One day in Prague an Australian businessman we got chatting to recalled how in 1990 he had seen trucks belonging to French antique dealers queuing up at the border into Czechslovakia waiting to load up with as much heritage and history they could get for a handful of francs and cart off back to France to sell for une fortune. It’s a truism that since then capitalism has run riot across that whole swathe of countries that were then just emerging from forty or more years of isolation and deprivation. But it struck me watching the play that we have experienced something akin to what James Connolly called a ‘Carnival of reaction’. The euphoric triumph of big business capitalism can be seen just as clearly in London, Lisbon or Leeds as it can in Prague or in Poland. Now everything has, as Bill Hicks put it, a price tag on it; usually, in the case of our own service-station nightmare of a nation, a highly inflated one.

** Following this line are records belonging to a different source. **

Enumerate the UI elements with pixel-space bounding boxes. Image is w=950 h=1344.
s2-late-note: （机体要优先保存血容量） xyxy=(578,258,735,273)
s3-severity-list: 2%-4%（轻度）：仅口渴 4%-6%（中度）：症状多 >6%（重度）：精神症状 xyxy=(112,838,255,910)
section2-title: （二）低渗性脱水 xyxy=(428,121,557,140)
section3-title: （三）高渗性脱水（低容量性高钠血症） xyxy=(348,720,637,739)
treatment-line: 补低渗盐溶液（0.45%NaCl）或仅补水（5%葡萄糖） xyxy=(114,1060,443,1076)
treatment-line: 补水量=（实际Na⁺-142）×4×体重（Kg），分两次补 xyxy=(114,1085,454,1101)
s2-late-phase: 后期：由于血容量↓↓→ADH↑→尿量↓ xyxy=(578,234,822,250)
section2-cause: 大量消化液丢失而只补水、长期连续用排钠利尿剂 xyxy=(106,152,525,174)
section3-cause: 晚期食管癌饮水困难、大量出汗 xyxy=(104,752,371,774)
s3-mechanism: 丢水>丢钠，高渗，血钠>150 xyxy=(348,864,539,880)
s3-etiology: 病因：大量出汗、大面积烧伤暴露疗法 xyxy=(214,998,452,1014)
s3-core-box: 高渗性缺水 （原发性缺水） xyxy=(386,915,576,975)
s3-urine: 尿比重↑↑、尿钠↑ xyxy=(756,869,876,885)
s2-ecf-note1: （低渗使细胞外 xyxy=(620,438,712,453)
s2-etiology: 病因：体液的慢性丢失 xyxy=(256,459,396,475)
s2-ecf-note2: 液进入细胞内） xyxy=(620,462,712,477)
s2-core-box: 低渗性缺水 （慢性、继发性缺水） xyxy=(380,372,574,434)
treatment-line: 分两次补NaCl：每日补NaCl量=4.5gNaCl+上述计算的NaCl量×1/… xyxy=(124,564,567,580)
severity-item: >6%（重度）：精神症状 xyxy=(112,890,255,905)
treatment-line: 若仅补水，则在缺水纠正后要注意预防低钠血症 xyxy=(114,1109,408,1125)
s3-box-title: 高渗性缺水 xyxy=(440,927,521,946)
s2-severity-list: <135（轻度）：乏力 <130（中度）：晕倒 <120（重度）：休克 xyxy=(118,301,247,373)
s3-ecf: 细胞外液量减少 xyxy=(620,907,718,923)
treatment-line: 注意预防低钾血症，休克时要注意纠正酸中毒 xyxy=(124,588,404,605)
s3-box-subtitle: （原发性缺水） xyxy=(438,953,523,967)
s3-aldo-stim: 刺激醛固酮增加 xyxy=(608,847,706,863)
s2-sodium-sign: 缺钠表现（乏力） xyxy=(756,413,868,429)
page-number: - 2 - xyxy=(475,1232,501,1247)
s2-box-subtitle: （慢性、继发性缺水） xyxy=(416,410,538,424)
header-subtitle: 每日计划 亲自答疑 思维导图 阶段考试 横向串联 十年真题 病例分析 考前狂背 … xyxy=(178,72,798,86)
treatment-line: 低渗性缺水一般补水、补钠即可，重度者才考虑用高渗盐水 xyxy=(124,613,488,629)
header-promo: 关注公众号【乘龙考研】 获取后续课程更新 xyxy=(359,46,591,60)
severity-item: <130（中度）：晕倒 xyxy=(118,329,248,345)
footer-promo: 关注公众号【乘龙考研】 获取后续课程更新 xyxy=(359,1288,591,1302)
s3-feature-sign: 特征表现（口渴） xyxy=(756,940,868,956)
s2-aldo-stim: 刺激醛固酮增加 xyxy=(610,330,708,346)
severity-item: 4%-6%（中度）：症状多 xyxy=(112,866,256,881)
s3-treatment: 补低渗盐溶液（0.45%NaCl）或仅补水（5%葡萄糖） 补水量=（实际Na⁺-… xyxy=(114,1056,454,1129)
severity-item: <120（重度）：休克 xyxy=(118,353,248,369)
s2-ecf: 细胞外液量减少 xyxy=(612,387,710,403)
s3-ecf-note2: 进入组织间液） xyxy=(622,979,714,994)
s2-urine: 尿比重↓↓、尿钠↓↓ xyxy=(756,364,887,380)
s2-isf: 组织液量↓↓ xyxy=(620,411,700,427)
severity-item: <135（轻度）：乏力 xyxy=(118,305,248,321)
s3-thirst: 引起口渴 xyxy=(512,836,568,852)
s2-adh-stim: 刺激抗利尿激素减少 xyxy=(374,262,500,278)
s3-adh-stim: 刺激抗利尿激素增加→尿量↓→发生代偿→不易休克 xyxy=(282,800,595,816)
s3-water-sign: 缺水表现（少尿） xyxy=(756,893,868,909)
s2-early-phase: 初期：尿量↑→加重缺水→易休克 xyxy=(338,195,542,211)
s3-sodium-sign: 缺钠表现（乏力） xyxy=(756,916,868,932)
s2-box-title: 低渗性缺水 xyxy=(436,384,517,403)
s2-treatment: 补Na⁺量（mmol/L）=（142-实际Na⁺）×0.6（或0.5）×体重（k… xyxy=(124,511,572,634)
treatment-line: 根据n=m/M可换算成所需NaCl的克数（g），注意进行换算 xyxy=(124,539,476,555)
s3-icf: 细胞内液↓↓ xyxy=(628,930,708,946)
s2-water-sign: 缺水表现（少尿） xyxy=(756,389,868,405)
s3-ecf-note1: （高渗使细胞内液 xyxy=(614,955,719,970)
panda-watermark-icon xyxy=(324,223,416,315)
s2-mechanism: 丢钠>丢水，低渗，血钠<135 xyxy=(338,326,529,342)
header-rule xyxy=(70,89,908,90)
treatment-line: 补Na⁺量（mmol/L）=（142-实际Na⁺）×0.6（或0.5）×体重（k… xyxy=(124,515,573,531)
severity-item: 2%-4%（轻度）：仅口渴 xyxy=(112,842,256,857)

But as music itself has got cheaper, political debate has too, to the point of having very little or next to no currency. Including, of course, in the realm of pop and rock music. The current consensus dictates that absolutely everyone, from Bill Gates to George Bush to Hu Jintao, and presumably Pol Pot if he were still around, has the interests of the poor and unfortunate of the world at heart. Is there any near equivalent to the Plastic People of the Universe, the dissident Czech rock group that Tom Stoppard’s play celebrates? Well, there is always the most prominent of our rock n’ roll heroes, Bongo of U2 and the UN, a defender of both the poor and the rich, and a man so politically stupid that he cannot see the contradiction between fighting for global justice and an end to poverty on the one hand, and studiously evading contributing to the cost of public hospitals, social welfare and schools on the other (fucking) one. Tax efficiency, they apparently call it. I’m sure Jesus Christ would have been very, very proud.

We stand outside in the rain mulling over these questions until the one-minute bell goes and then go back in for the second half of the play. The action has moved on to 1987 and so the curtain raises to the sound of … U2. On the train on the way home some young Australians are discussing whether if they were rich they would buy a Lambroghini or a Ferrari, a group of drunken English people are talking about how much they love working for their software company, and someone is gloating over the defeat of a football team belonging to the Russian oligarch Roman Abramovich. I find myself wondering: is this oh-so-ironic Schadenfreude the very best kind of challenge to authority we can offer up these days?